Les candidats s'en saisissent. Dimanche, plusieurs candidats à la présidentielle ont commenté la situation. Jean-Luc Mélenchon, candidat de la France insoumise, a adressé dimanche à Rennes un "immense salut de solidarité" à la Guyane. Marine Le Pen a dénoncé depuis son meeting à Lille le "service cruellement minimum" des gouvernements successifs dans le plus grand département de France. Emmanuel Macron, candidat d'En Marche !, appelle pour sa part à "revenir à la raison et au calme". "Bloquer les aéroports, bloquer la ville, ce n'est pas acceptable", a déclaré l'ancien ministre en marge d'une visite à La Réunion. Quant à Nicolas Dupont-Aignan, candidat de Debout La France, il a pointé "la démission de l'Etat". 

La ministre des Outre-Mer se défend de ne pas se rendre en Guyane

Ericka Bareigts, la ministre des Outre-Mer, interrogée sur Europe 1 dimanche matin, a affirmé "comprendre" la situation en Guyane.

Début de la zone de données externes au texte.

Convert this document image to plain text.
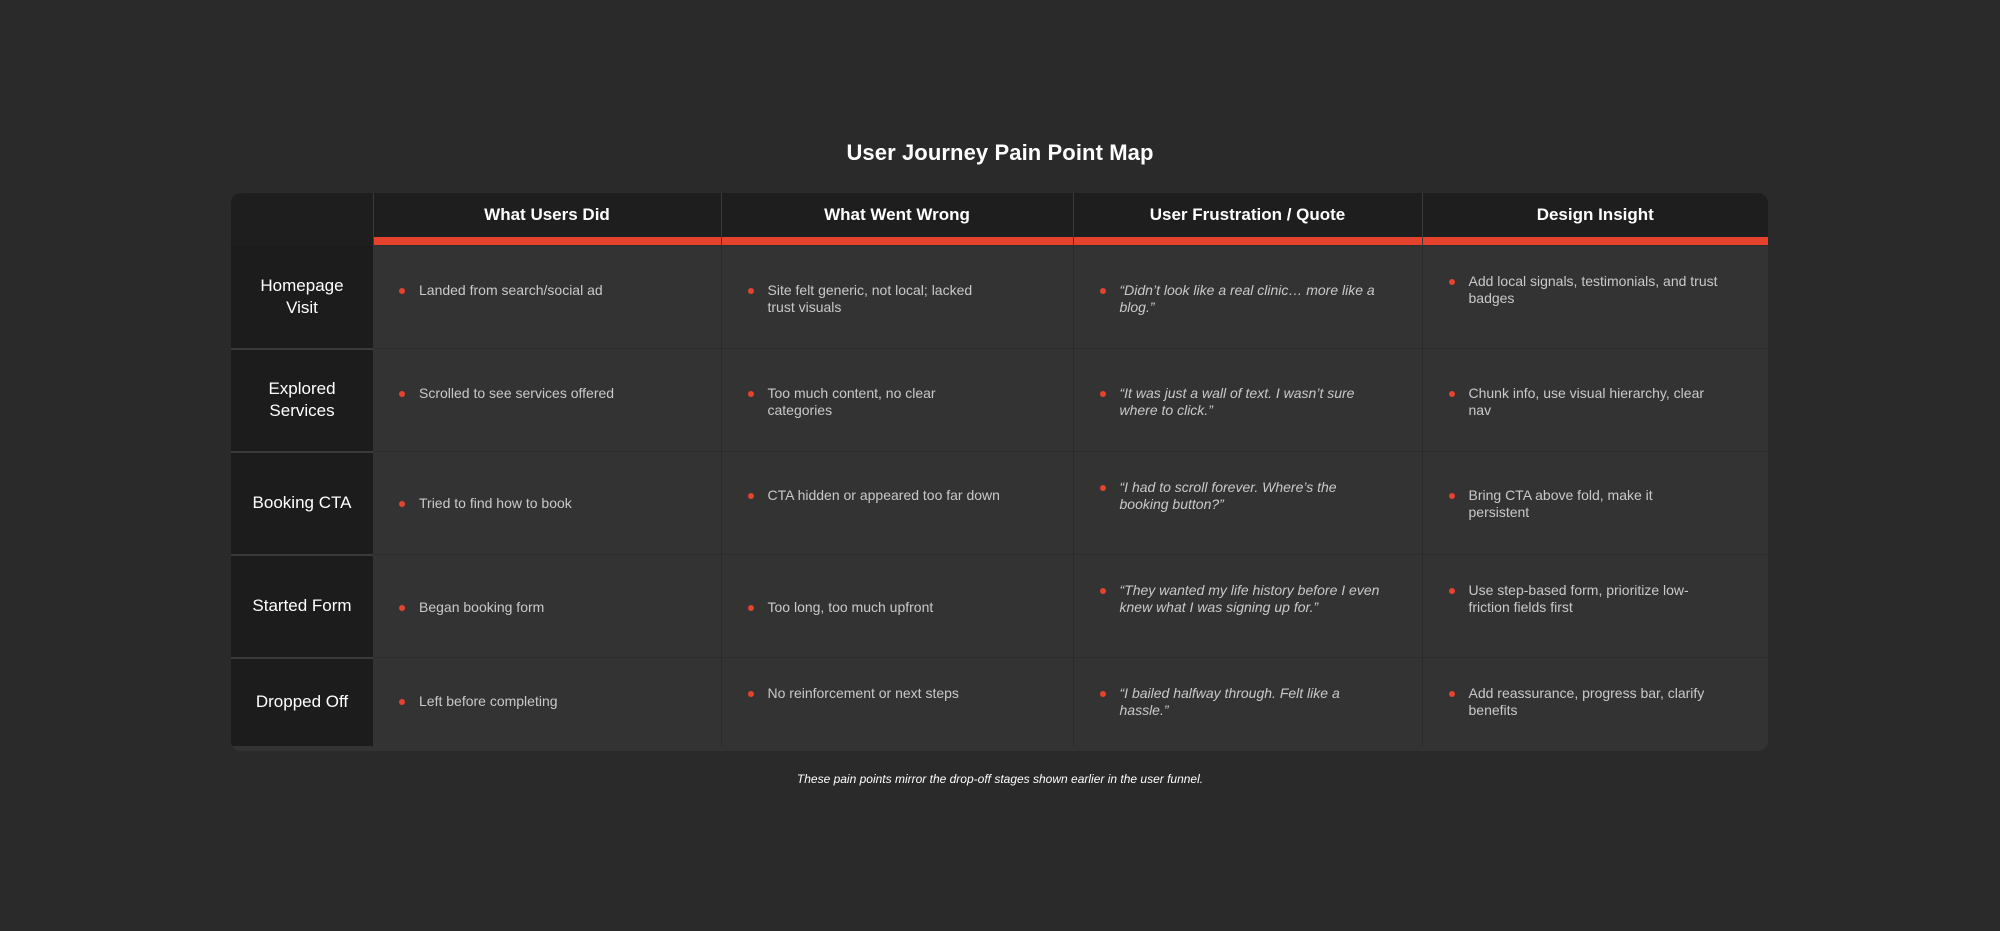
User Journey Pain Point Map
	What Users Did	What Went Wrong	User Frustration / Quote	Design Insight
Homepage Visit	Landed from search/social ad	Site felt generic, not local; lacked trust visuals	“Didn’t look like a real clinic… more like a blog.”	Add local signals, testimonials, and trust badges

Explored Services	Scrolled to see services offered	Too much content, no clear categories	“It was just a wall of text. I wasn’t sure where to click.”	Chunk info, use visual hierarchy, clear nav

Booking CTA	Tried to find how to book	CTA hidden or appeared too far down	“I had to scroll forever. Where’s the booking button?”	Bring CTA above fold, make it persistent

Started Form	Began booking form	Too long, too much upfront	“They wanted my life history before I even knew what I was signing up for.”	Use step-based form, prioritize low-friction fields first

Dropped Off	Left before completing	No reinforcement or next steps	“I bailed halfway through. Felt like a hassle.”	Add reassurance, progress bar, clarify benefits
These pain points mirror the drop-off stages shown earlier in the user funnel.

Pour elle, les hauts fonctionnaires dépêchés sur place - très critiqués par la population - "connaissent parfaitement le terrain, aiment ce territoire". Ces émissaires, "de haute qualité", "écoutent, font un état des lieux très précis, et qui agissent".

Directement en charge de ces dossier, le ministre ne s'est, jusqu'ici, pas déplacer en Guyane depuis le début des tensions. Une absence qu'elle justifie par sa volonté d'agir "dans un temps très court". "Nous voulons dans un temps très court, instituer le dialogue avec des gens qui ont la connaissance et l'approche technique pour pouvoir évaluer les demandes. Pour qu'ici, moi à Paris avec le Premier ministre, nous puissions apporter des réponses pas à pas. C’est comme ça que nous travaillons", affirme-t-elle. "Nous sommes dans la réalité des choses et dans la réalisation des solutions".